Заметим, кстати, что там, где в стихотворении образы стиха вступают в отношения инверсионной симметрии, почти всегда возникает ощущение утраты. Столкновение противоположных начал вызывает ситуацию неустойчивого равновесия, которое не может продолжаться долго. Такая ситуация чревата утратой. В отношения инверсионной симметрии вступают и образы, которые составляют строки нашего текста: "Мало пожила" - конечность бытия, "а он голубой" - голубой цвет - у вечного неба, вечности. Вместе с тем, голубой цвет - цвет печали и грусти ("голубая грусть"). В английском языке blue - "голубой" означает одновременно "грустный".

Итак, мы видели, что четные строки стихотворения функционально сводятся к фразе "Все напрасно, ничего вернуть нельзя". Теперь рассмотрим нечетные строки. Все нечетные строки строятся по следующей модели: "субъект плачет" - "причина плача". Плач - признак утраты. Причина плача у всех одна и та же - утрата чего-либо: шарика, жениха, мужа, жизни. Причем каждая последующая утрата тяжелее предыдущей. Но для нас важнее другое. А именно то, что все образы стиха сводятся к одному знаменателю, и этот знаменатель - необратимая утрата (о том, что все слова окрашены одной эмоцией, говорил и Ю. Тынянов). Не только все строки стиха оказываются синонимичными друг другу, но и все образы стиха - тоже. Настало время оглянуться назад и подвести первые итоги:

1. Все образы данного стиха образуют один ряд - ряд утраты.

2. Все строки стиха синонимичны друг другу и говорят о необратимости утраты.

3. Событийная канва стиха (разобранная в плане втором) повествует об утрате.

4. Значение утраты возникает и вследствие того, что некоторые образы и строки стиха находятся друг с другом в отношении инверсионной симметрии.

Итак, наше восприятие стихотворения Булата Окуджавы сводится к восприятию повторяющейся фразы:

Утрата. Все напрасно, ничего вернуть нельзя.

Утрата. Все напрасно, ничего вернуть нельзя.

Утрата. Все напрасно, ничего вернуть нельзя.

И к фразе этого повтора мы приходим на всех разобранных уровнях.
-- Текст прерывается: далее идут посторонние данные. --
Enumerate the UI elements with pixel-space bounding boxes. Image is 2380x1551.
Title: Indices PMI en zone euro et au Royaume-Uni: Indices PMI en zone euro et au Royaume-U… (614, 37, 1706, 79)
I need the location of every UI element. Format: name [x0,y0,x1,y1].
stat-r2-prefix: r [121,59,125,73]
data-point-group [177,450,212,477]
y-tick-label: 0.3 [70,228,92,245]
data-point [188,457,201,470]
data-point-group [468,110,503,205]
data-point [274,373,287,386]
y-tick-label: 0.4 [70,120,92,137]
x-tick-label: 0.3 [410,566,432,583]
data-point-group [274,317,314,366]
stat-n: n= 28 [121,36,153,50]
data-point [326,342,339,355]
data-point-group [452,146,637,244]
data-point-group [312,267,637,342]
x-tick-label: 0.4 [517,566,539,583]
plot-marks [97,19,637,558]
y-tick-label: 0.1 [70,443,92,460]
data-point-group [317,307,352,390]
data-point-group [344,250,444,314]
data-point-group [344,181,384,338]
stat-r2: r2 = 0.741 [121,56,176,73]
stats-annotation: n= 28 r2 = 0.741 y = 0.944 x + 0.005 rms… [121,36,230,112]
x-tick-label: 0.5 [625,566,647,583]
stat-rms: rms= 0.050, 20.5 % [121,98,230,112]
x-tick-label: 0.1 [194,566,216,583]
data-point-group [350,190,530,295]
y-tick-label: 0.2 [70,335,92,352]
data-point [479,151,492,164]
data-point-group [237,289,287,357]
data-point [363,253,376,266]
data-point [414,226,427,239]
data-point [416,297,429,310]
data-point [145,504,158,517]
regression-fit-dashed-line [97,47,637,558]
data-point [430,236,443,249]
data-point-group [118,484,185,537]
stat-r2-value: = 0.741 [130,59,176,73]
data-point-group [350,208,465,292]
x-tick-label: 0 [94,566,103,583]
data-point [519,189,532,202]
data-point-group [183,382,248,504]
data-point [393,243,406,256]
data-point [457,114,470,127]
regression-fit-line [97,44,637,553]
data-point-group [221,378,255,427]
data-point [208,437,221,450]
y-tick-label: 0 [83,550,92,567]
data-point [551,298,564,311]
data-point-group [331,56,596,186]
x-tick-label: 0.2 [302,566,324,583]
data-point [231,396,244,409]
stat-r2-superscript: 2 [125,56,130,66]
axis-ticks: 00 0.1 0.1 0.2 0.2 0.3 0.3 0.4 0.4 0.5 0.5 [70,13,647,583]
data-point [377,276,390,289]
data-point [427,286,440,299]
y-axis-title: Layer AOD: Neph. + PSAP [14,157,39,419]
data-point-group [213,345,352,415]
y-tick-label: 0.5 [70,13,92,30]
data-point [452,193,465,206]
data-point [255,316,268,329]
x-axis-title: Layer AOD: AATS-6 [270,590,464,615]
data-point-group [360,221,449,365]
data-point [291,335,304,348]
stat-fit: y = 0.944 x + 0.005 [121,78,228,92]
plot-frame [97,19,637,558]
С помощью рационального логического анализа мы восстановили цепочки ассоциативных значений, по которым мгновенно пробегает наше сознание при чтении стиха. Конечно, мы не можем выявить все цепочки, дальше об этом будет сказано подробно, но основные - можем. И оказывается, что стихотворение, приведенное к тому виду, к которому мы привели его, следуя шаг за шагом по цепочкам значений, разительно напоминает заклинание гипнотизера, внушающего нам какую-то эмоцию.

Гипноз? Не здесь ли таится ключ к двери, ведущей в мастерскую шаманского стиха?